Background: Clinicians may place more weight on vocal complaints of pain than the other pain behaviors when making decisions about pain management.


Objectives: We examined the association between documented pain behaviors and pharmacological pain management among nursing home residents.


Methods: We included 447,684 residents unable to self-report pain, with staff-documented pain behaviors (vocal, nonverbal, facial expressions, protective behaviors) and pharmacological pain management documented on the 2010-2016 Minimum Data Set 3.0. The outcome was no pharmacological pain medications, as needed only (pro re nata [PRN]), as scheduled only, or as scheduled with PRN medications. We estimated adjusted odds ratios and 95% confidence intervals from multinomial logistic models.

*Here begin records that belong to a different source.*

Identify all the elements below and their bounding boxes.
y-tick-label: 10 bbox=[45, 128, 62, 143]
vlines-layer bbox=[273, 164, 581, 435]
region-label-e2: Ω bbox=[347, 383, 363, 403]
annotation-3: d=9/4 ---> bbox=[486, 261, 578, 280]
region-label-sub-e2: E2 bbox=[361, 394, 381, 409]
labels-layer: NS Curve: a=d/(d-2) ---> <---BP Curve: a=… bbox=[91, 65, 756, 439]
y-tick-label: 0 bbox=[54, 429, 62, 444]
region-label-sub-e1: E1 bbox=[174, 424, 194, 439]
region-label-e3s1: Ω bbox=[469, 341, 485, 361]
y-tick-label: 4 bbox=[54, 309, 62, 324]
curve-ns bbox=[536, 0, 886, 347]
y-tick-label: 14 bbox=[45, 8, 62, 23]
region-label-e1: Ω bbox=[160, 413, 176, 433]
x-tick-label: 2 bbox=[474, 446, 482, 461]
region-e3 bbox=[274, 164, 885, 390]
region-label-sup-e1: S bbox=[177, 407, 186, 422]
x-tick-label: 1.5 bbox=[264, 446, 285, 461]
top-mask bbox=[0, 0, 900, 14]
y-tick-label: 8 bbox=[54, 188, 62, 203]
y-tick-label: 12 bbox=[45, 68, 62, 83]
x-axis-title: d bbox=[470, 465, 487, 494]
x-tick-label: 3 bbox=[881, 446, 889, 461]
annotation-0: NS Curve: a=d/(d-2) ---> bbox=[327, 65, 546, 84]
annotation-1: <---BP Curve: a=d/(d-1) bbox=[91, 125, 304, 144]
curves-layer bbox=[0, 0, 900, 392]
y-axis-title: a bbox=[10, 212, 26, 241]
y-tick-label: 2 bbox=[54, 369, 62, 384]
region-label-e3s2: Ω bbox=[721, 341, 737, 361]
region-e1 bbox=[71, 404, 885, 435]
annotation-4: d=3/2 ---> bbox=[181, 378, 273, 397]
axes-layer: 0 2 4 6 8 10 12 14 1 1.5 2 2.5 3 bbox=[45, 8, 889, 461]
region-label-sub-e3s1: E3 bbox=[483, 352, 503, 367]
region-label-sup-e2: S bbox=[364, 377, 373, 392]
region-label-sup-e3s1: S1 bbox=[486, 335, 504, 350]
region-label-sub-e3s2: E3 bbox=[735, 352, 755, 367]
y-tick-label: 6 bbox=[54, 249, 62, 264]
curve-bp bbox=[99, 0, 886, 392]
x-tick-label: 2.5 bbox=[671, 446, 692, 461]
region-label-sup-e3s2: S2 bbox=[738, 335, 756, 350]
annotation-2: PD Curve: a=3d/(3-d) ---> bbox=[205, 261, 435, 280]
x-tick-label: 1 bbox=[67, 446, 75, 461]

Results: Relative to residents with vocal complaints only, those with one pain behavior documented (i.e., nonverbal, facial, or protective behavior) were more likely to lack pain medication versus scheduled and PRN medications. Residents with multiple pain behaviors documented were least likely to have no treatment relative to scheduled with PRN medications, PRN only, or scheduled only pain medication regimens.


Discussion: The type and number of pain behaviors observed are associated with pharmacological pain management regimen. Improving staff recognition of pain among residents unable to self-report is warranted in nursing homes.